12 comments

[ 3.4 ms ] story [ 41.6 ms ] thread
This is using Neural Radiance Fields (aka NeRF) that first appeared about two years ago: https://www.matthewtancik.com/nerf

Originally, it took more than 1 GPU-week to train a single static scene. After multiple rounds of algorithmic optimizations, it's now practical to train & render whole city blocks, as seen in the Waymo demo.

The best part of it, is the answer to the classic question: "how many polygons?". Because the answer is zero.

"An intern"

So this is a speculative side project that isn't integrated into the main flow of work going on at Waymo. That suggests to me that there isn't anything as technical and forward thinking as this going on in the core teams. If they did they would show it off because clearly anything flashy they are quite eager to show off.

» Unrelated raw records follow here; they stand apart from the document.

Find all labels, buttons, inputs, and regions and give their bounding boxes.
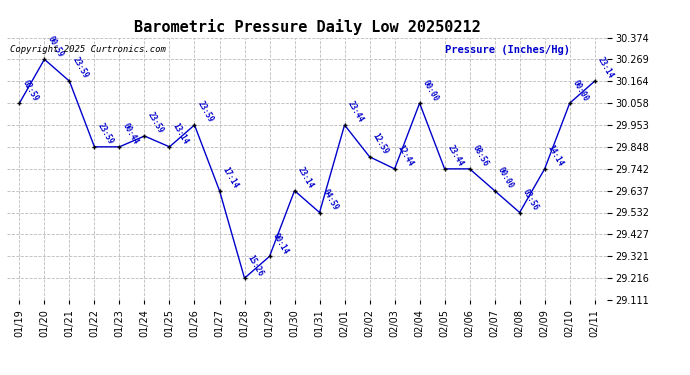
Text: 12:59: 12:59 (371, 132, 390, 156)
Text: 00:00: 00:00 (421, 78, 440, 102)
Text: 23:44: 23:44 (446, 144, 465, 168)
Text: Pressure (Inches/Hg): Pressure (Inches/Hg) (445, 45, 570, 56)
Text: 12:44: 12:44 (396, 144, 415, 168)
Text: 15:26: 15:26 (246, 253, 265, 278)
Text: 04:59: 04:59 (321, 188, 340, 212)
Text: 23:14: 23:14 (596, 56, 615, 81)
Text: 17:14: 17:14 (221, 165, 240, 190)
Text: 08:56: 08:56 (471, 144, 490, 168)
Text: 00:14: 00:14 (270, 231, 290, 256)
Text: 23:14: 23:14 (296, 165, 315, 190)
Text: 13:14: 13:14 (170, 122, 190, 146)
Text: 23:59: 23:59 (146, 111, 165, 135)
Text: 03:56: 03:56 (521, 188, 540, 212)
Text: 23:59: 23:59 (96, 122, 115, 146)
Text: 23:44: 23:44 (346, 100, 365, 124)
Text: 23:59: 23:59 (70, 56, 90, 81)
Text: 23:59: 23:59 (196, 100, 215, 124)
Text: 00:00: 00:00 (571, 78, 590, 102)
Text: 00:00: 00:00 (496, 165, 515, 190)
Text: 14:14: 14:14 (546, 144, 565, 168)
Title: Barometric Pressure Daily Low 20250212: Barometric Pressure Daily Low 20250212 (134, 19, 480, 35)
Text: 02:59: 02:59 (21, 78, 40, 102)
Text: Copyright 2025 Curtronics.com: Copyright 2025 Curtronics.com (10, 45, 166, 54)
Text: 00:59: 00:59 (46, 34, 65, 59)
Text: 00:44: 00:44 (121, 122, 140, 146)
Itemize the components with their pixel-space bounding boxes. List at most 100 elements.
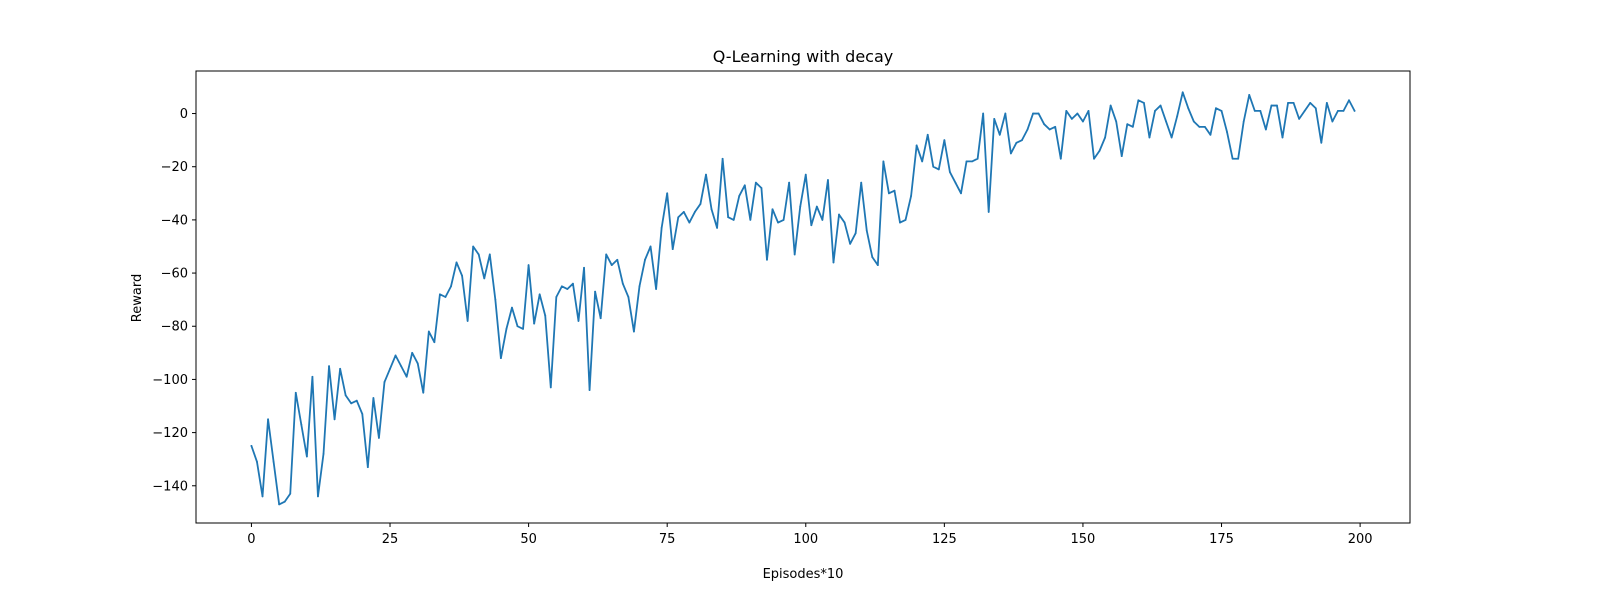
data-point (361, 413, 364, 415)
x-axis-label: Episodes*10 (763, 567, 844, 582)
data-point (660, 226, 663, 229)
data-point (599, 317, 602, 320)
data-point (1093, 157, 1095, 160)
data-point (1226, 131, 1228, 134)
data-point (1270, 104, 1273, 107)
data-point (771, 208, 774, 211)
data-point (355, 399, 358, 402)
data-point (1215, 107, 1217, 110)
data-point (1165, 120, 1167, 123)
data-point (949, 171, 951, 173)
y-tick-label: −100 (152, 373, 188, 388)
data-point (766, 258, 768, 261)
data-point (1176, 115, 1179, 118)
axes-frame (195, 70, 1411, 524)
data-point (1181, 91, 1184, 94)
data-point (1054, 125, 1057, 128)
data-point (1043, 123, 1046, 126)
data-point (1298, 117, 1301, 120)
data-point (671, 248, 674, 251)
data-point (1159, 104, 1162, 107)
y-tick-label: −60 (161, 267, 188, 282)
data-point (427, 330, 430, 333)
data-point (366, 466, 369, 469)
data-point (505, 328, 508, 330)
data-point (1303, 109, 1306, 112)
data-point (522, 328, 524, 330)
data-point (1070, 117, 1073, 120)
series-line (250, 91, 1356, 506)
data-point (1076, 112, 1079, 115)
data-point (1104, 136, 1107, 139)
data-point (1126, 123, 1129, 126)
data-point (810, 224, 813, 227)
data-point (1082, 120, 1084, 123)
data-point (732, 218, 735, 221)
data-point (899, 221, 901, 224)
data-point (982, 112, 985, 115)
data-point (1109, 104, 1112, 107)
data-point (400, 365, 403, 368)
data-point (633, 330, 635, 333)
data-point (1292, 102, 1295, 104)
data-point (793, 253, 796, 256)
data-point (572, 282, 574, 285)
data-point (311, 375, 314, 378)
data-point (1143, 102, 1145, 104)
data-point (1032, 112, 1034, 115)
data-point (289, 492, 292, 495)
data-point (1137, 99, 1140, 102)
data-point (300, 423, 303, 426)
data-point (283, 500, 286, 503)
data-point (1048, 128, 1051, 131)
data-point (716, 226, 718, 229)
ticks-layer: 0 25 50 75 100 125 150 175 200 −140 −120 −100 −80 −60… (152, 107, 1372, 547)
data-point (721, 157, 724, 160)
data-point (682, 211, 685, 213)
data-point (1259, 109, 1262, 112)
data-point (860, 181, 863, 184)
data-point (499, 357, 502, 360)
data-point (461, 274, 463, 277)
data-point (1253, 109, 1256, 112)
data-point (605, 253, 608, 256)
data-point (754, 181, 757, 184)
data-point (272, 460, 275, 463)
data-point (694, 211, 696, 213)
data-point (1087, 109, 1090, 112)
data-point (677, 216, 680, 219)
data-point (588, 389, 591, 391)
data-point (921, 160, 924, 163)
data-point (472, 245, 475, 248)
data-point (960, 192, 962, 195)
data-point (843, 221, 846, 224)
data-point (555, 296, 558, 298)
data-point (865, 229, 868, 232)
data-point (804, 173, 807, 176)
data-point (1154, 109, 1156, 112)
data-point (466, 320, 469, 322)
data-point (710, 208, 713, 211)
data-point (1021, 139, 1023, 142)
data-point (305, 455, 308, 458)
data-point (1187, 107, 1190, 110)
data-point (411, 351, 414, 354)
data-point (350, 402, 353, 405)
data-point (1220, 109, 1223, 112)
data-point (483, 277, 486, 280)
data-point (444, 296, 447, 298)
data-point (1120, 155, 1123, 157)
data-point (405, 375, 408, 378)
data-point (699, 203, 702, 205)
x-tick-label: 100 (793, 532, 818, 547)
x-tick-label: 25 (382, 532, 399, 547)
data-point (1281, 136, 1284, 139)
data-point (577, 320, 580, 322)
data-point (638, 285, 641, 288)
y-tick-label: −40 (161, 213, 188, 228)
data-point (488, 253, 491, 256)
data-point (932, 165, 935, 168)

They appear to be building trains with wheels, pretty uninspiring.

The intern in question is Matthew Tancik, who is one of the primary driving forces behind Neural Radiance Fields. It is one of those cases, where the employer (Waymo) is lucky to have such an intern.

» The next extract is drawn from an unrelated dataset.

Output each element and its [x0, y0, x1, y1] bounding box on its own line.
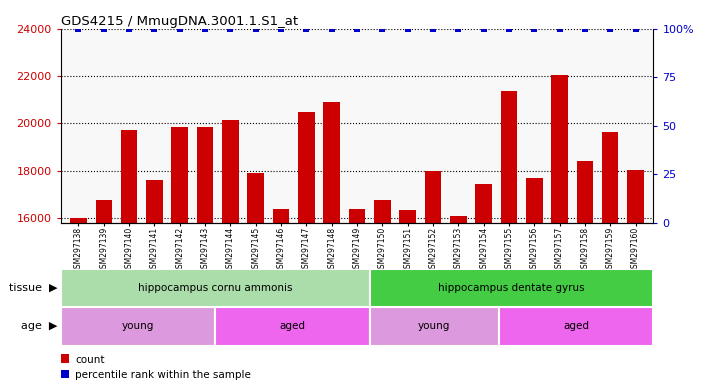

I can't comment on the second part of the message, because I don't know what I am allowed to say (I work for Google, but not Waymo).

As a PhD student alongside Matt, it’s not any intern. Ph.D. internships are much more scoped to specific lines of work and are a way to potentially fund promising researchers for the long term.

In fact, Berkeley AI Research has a built-in way for companies to fund BAIR research and to bring on BAIR Ph.D. students as interns: https://bcommons.berkeley.edu/home

Hey, I used to go to that AMC theater!

NeRF is one of the big "holy sh*t" moments for me in recent years. I've always thought using polygons as our only way to represent non-trivial 3d shapes felt awfully inelegant, like using raster images instead of vector graphics.

Definitely recommend checking out the HN discussion of the original NeRF paper[0]

[0] https://news.ycombinator.com/item?id=22637721

> If you give it a bunch of photos of a scene from different angles, this machine learning method lets you see angles that did not exist in the original set.

Yeah wasn't sure what I was seeing.

Imagine matching the output of the block nerf + GPS data combined with a live camera view to get ultra-high positioning precision... Or to use changes over time in 2 views to detect anomalies or maintenance heuristics... So many potentially interesting use cases
I wish a day comes when the compute at inference is more optimized than the raw camera sensor processing

Is this too much to ask for? :/

What is the size of the model in question?

UPD: found in arxiv: 0.25M parameters (e.g. ~1MB) per block; demo video used 16 blocks, so 16MB total for Mission Bay.